Le Corton Charlemagne Grand Cru est un vin blanc entièrement composé de chardonnay, autrement dit de cépages blancs de
Bourgogne et de Champagne. Il est généralement d'une couleur brillante verte et dorée, avec quelques variantes. Les vignobles, qui recouvrent plusieurs centaines d'hectares, se répartissent en majorité sur la commune d'Aloxe-Corton.
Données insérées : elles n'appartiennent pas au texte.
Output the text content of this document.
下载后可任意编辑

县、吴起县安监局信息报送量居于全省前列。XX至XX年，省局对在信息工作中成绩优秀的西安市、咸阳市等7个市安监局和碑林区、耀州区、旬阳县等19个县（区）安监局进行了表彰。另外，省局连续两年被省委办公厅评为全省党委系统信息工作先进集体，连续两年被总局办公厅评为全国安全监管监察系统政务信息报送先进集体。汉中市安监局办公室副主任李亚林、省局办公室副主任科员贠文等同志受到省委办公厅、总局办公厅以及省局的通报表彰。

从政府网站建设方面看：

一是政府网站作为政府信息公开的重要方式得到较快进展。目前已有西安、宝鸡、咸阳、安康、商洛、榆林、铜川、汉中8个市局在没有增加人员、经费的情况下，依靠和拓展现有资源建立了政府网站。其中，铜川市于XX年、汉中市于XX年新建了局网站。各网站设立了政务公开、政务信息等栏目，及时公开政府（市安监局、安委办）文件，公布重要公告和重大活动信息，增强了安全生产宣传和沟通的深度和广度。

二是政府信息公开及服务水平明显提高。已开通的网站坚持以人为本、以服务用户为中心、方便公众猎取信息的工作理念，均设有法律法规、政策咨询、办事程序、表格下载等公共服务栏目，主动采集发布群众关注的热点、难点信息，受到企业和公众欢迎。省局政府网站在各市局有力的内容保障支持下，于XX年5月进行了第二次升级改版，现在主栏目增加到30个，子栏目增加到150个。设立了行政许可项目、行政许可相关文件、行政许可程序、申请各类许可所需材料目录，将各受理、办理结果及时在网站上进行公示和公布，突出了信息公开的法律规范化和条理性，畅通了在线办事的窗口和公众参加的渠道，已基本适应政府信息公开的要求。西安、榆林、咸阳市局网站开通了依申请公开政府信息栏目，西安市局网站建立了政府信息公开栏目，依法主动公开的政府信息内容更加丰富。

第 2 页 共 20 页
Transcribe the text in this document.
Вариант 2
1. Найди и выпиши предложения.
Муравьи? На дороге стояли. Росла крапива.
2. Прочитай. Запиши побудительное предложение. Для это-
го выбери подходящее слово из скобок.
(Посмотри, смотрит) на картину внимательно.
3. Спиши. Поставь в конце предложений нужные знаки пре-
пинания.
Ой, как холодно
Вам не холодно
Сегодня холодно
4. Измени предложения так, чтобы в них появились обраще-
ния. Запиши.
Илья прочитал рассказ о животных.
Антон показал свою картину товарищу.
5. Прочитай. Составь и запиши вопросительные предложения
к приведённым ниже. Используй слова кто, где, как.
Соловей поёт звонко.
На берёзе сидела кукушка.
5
Plusieurs domaines très réputés y sont établis dont les plus connus sont les propriétés Antonin Guyon, Prieur, Bonneau du Martray, ainsi que le domaine des héritiers Louis Jadot.
La région de plantation est caractérisée par un sol calcaire mêlé d'
argile, souvent d'une couleur blanche claire et quelquefois brunâtre, avec un système de drainage adéquat et une exposition au soleil favorable à la culture de vigne. La fermentation alcoolique ou vinification se fait dans des fûts en chêne pendant 18 à 20 mois. Ensuite, viennent la phase de l'aromatisation et de la mise en bouteille. L'aromatisation peut être faite avec une variété de plantes fines telles que le tilleul, l'acacia, la
cannelle, l'ambre ou le
poivre, et parfois avec une pointe d'agrumes ou de fruits tels que l'
ananas et la pêche. La conservation qui déterminera la qualité du vin constitue l'étape finale. La durée exigée pour atteindre la maturation d'un Grand Cru varie entre 10 à 30 ans. Hormis la nécessité de se conformer au délai minimum de conservation, le conditionnement doit être optimal en terme de température et de degré d'humidité. C'est ainsi que le Corton
Charlemagne se révèle dans sa splendeur, abrité durant plusieurs dizaines d'années dans les caves, ces dernières pouvant parfois dater du XVIIIème siècle, comme quelques-unes qu'on trouve à Aloxe- Corton et Savigny-Lés-Beaune.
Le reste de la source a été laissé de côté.